Traveling with Stuffies


It was the end of Spring, 2013. I was BURNT OUT (all the caps and all the feels). Having accumulated more than 300 hours of paid time off I desperately needed to use it. However, having over-extended my delayed decision to the brink, I was not in a state of mind to settle on a date to do so. I couldn’t even begin to think (without a surge of anxiety and panic) of committing to an airline ticket with its precise boarding times; working in enough time to make my way through 20 miles of traffic, navigating parking in the cheap lot (that was still $15/day) to hop on the transport bus that would drop me at the terminal a couple more miles away.  Nor the winding security lines that would strip this nearly bare soul of her jacket, belt and shoes, while I produced and added to them my plastic baggie of miniature liquids along with certain electronics. The entirety of which would gush down the conveyor belt into a crushing heap (between and on top of and underneath those items of the travelers in front of and behind me) as I frantically tried, simultaneously, to get re-clothed and gather all the belongings back into my carry-on. Herded like a heifer onto the airplane that will barely allow me to stand upright; clutching my astronomically-priced over-heated coffee and my carry-on, I maneuver the miniature isles hoping that I’ll be the first in the row, so I can delicately twist myself and my things into the teacup-sized seats in their knee-bruising rows without spilling my prized cup of caffeinated comfort.  And of course you and I both know that this lovely adventure comes with a firm time to return and do all of that again. Mustn’t change your mind about coming back without being willing to pay more than half of the original ticket! Thinking of returning to the nightmare before I had even escaped it would have prematurely undone me.

Instead I decided that one day when I woke up and was ready to leave, I would pack some things, gas up the car and go.  And when I did so on the other end, I would return.  

On that bright afternoon, when I arrived down at my car, Bunny was buckled into the front passenger seat ready to go. A little basket of snacks was tucked in just behind the seat on the floorboard. I had gifted Bunny with its long floppy ears to my two year-old niece earlier in the year.  She wanted it to keep me company for as long as I’d be gone.  It began with that simple action. A gifting of her prized possession for an unknown amount of time. A gesture of love and support. 

Bunny and I headed east out of town.  I drove until I was ready to stop, got a hotel room, rested and did it all again the next day; and the next; and the next. As I saw things that caught my eye and interest we would stop at explore.  

The photo above was taken in Utah on a rock cliff that I was fearful to venture onto. I get sweaty palms after step three on a ladder.  And yet, I felt compelled to do something different, something that stretched me. The BURNOUT had taken much from me; some fear included.

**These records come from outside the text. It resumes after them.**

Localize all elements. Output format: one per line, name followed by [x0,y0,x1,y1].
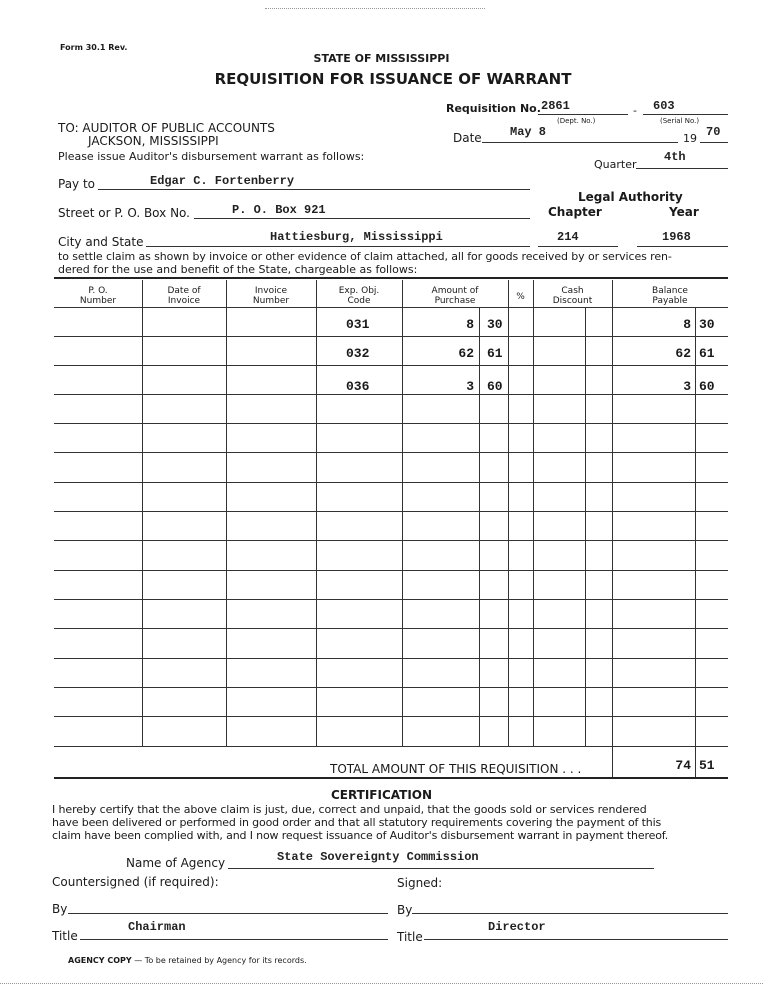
quarter-line [636,168,728,169]
settle-text-1: to settle claim as shown by invoice or other evidence of claim attached, all for goods received by or services ren- [58,250,672,263]
certification-text-3: claim have been complied with, and I now request issuance of Auditor's disbursement warrant in payment thereof. [52,829,669,842]
settle-text-2: dered for the use and benefit of the State, chargeable as follows: [58,263,418,276]
street-line [194,218,530,219]
row-rule [54,746,728,747]
requisition-dept-line [538,114,628,115]
certification-title: CERTIFICATION [330,788,433,802]
row-rule [54,423,728,424]
state-name: STATE OF MISSISSIPPI [313,52,450,65]
street-value: P. O. Box 921 [232,203,326,217]
legal-authority-label: Legal Authority [578,190,683,204]
agency-copy-note [68,956,307,965]
year-prefix: 19 [683,132,697,145]
agency-label: Name of Agency [126,856,226,870]
street-label: Street or P. O. Box No. [58,206,190,220]
column-rule [533,280,534,747]
date-value: May 8 [510,125,547,139]
by-label-right: By [397,903,413,917]
chapter-value: 214 [557,230,579,244]
row-rule [54,336,728,337]
title-right-value: Director [488,920,546,934]
pay-to-line [98,189,530,190]
row-balance-dollars: 8 [683,317,691,332]
countersigned-label: Countersigned (if required): [52,875,219,889]
row-amount-dollars: 3 [466,379,474,394]
bottom-edge-mark [0,983,763,984]
row-rule [54,482,728,483]
column-rule [142,280,143,747]
row-rule [54,716,728,717]
pay-to-value: Edgar C. Fortenberry [150,174,295,188]
form-id: Form 30.1 Rev. [60,43,128,52]
city-value: Hattiesburg, Mississippi [270,230,443,244]
table-bottom-rule [54,777,728,779]
date-label: Date [453,131,482,145]
agency-value: State Sovereignty Commission [277,850,479,864]
header-exp-code: Exp. Obj. Code [338,286,380,306]
cents-rule [585,308,586,747]
row-code: 036 [346,379,370,394]
row-amount-cents: 61 [487,346,503,361]
row-amount-dollars: 62 [458,346,474,361]
requisition-dash: - [633,104,637,117]
header-amount: Amount of Purchase [431,286,479,306]
requisition-label: Requisition No. [446,102,541,115]
title-label-right: Title [397,930,423,944]
row-balance-dollars: 3 [683,379,691,394]
row-rule [54,628,728,629]
please-issue-text: Please issue Auditor's disbursement warrant as follows: [58,150,365,163]
row-balance-dollars: 62 [675,346,691,361]
city-line [146,246,530,247]
row-amount-cents: 30 [487,317,503,332]
row-rule [54,599,728,600]
header-cash-discount: Cash Discount [552,286,593,306]
top-edge-mark [265,8,485,9]
quarter-label: Quarter [594,158,637,171]
title-line-right [424,939,728,940]
row-balance-cents: 61 [699,346,715,361]
year-value: 70 [706,125,721,139]
total-dollars: 74 [675,758,691,773]
pay-to-label: Pay to [58,177,96,191]
row-balance-cents: 60 [699,379,715,394]
total-cents: 51 [699,758,715,773]
to-line-1: TO: AUDITOR OF PUBLIC ACCOUNTS [58,121,275,135]
by-line-left [68,913,388,914]
agency-copy-label: AGENCY COPY [68,956,132,965]
row-balance-cents: 30 [699,317,715,332]
row-amount-cents: 60 [487,379,503,394]
header-po: P. O. Number [79,286,117,306]
row-rule [54,365,728,366]
certification-text-2: have been delivered or performed in good order and that all statutory requirements covering the payment of this [52,816,662,829]
column-rule [508,280,509,747]
row-rule [54,570,728,571]
year-line [700,142,728,143]
page-title: REQUISITION FOR ISSUANCE OF WARRANT [214,70,572,88]
cents-rule [695,308,696,777]
city-label: City and State [58,235,144,249]
title-left-value: Chairman [128,920,186,934]
row-code: 031 [346,317,370,332]
chapter-label: Chapter [548,205,602,219]
auth-year-line [637,246,728,247]
chapter-line [538,246,618,247]
cents-rule [479,308,480,747]
year-authority-label: Year [669,205,699,219]
row-rule [54,687,728,688]
agency-line [228,868,654,869]
requisition-dept-value: 2861 [541,99,570,113]
certification-text-1: I hereby certify that the above claim is just, due, correct and unpaid, that the goods sold or services rendered [52,803,647,816]
row-rule [54,540,728,541]
auth-year-value: 1968 [662,230,691,244]
serial-no-label: (Serial No.) [660,117,700,125]
requisition-serial-value: 603 [653,99,675,113]
agency-copy-text: — To be retained by Agency for its records. [134,956,307,965]
header-percent: % [516,292,525,302]
dept-no-label: (Dept. No.) [557,117,596,125]
by-label-left: By [52,902,68,916]
row-amount-dollars: 8 [466,317,474,332]
by-line-right [412,913,728,914]
header-date-invoice: Date of Invoice [167,286,201,306]
row-code: 032 [346,346,370,361]
total-label: TOTAL AMOUNT OF THIS REQUISITION . . . [330,762,582,776]
table-top-rule [54,277,728,279]
row-rule [54,511,728,512]
row-rule [54,452,728,453]
title-line-left [80,939,388,940]
column-rule [316,280,317,747]
column-rule [226,280,227,747]
title-label-left: Title [52,929,78,943]
row-rule [54,394,728,395]
row-rule [54,658,728,659]
requisition-serial-line [643,114,728,115]
to-line-2: JACKSON, MISSISSIPPI [88,134,219,148]
table-header-rule [54,307,728,308]
signed-label: Signed: [397,876,443,890]
header-balance: Balance Payable [652,286,688,306]
header-invoice-number: Invoice Number [252,286,290,306]
date-line [482,142,678,143]
quarter-value: 4th [664,150,686,164]
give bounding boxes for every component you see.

That day, I remember getting out of my car alongside a family emerging from theirs. I don’t speak French but I could tell from their faces — as I emerged with Bunny and my camera — they were taken aback. What mentally challenged adult is simple enough to be traveling with a stuffed bunny, yet capable of driving a car, alone?  Turning self-consciousness into amusement, I allowed myself to laugh at what they must be thinking. Had they spoken English, I likely would have fallen into the trap of explanation and justification of my actions; I’m grateful they didn’t (or that they refused admit to me they did).

From then on, I embraced my traveling companion and took loads of photos everywhere we went. I met strangers who were curious and not afraid to talk with me. I met with friends and family, and they took photos with Bunny. We travelled to another six states.  We sat on the riverbank in Colorado watching rafters pass by.  We went horseback riding in Oklahoma. We stayed at a motel where baby goats greeted us in the parking lot, after a flat tire left us stranded. We got lost in Southern California where cell service was not a thing. We sat atop of the ridges of the Grand Canyon and enjoyed the warm sunshine. I still have a rock from that place that reminds me of my little accomplishment that day in the red cliffs of Utah. 

A year or so later, I went to Europe with two stuffies that I had designed and created (with much gratitude for my sister-in-law who actually knows how to use a sewing machine). I took lots of carefully poised pictures and posted our adventures to Instagram. But traveling with two around Europe did not come as easy as the first trip had done. I thought of creating a book or a perpetual Insta of other adventures with these two characters but without anything really clear and compelling. I wished I had better plans for running into folks who were curious and asked what I was up to. This grand idea went nowhere and had, to a certain extent, cramped my travel experience.

Perhaps one day I’ll have a clear vision for what my traveling companions and I can share with with those who would be interested. For now, I am okay with allowing the two experiences to teach me just a little about engaging with this wonderful world around me.

This blog allows me to practice trying one thing — writing — that brings me joy (and fear).  To succeed or fail — and likely both — with some skin in the game by making it available to anyone who would care to read, comment, or criticize it.  Trying and failing, perhaps succeeding, I put one foot in front of the other, and remain open to see where it will take me. There is much about life that is available to us if we keep our time flexible and ourselves open to experiences, ideas, others and, yes, solitude.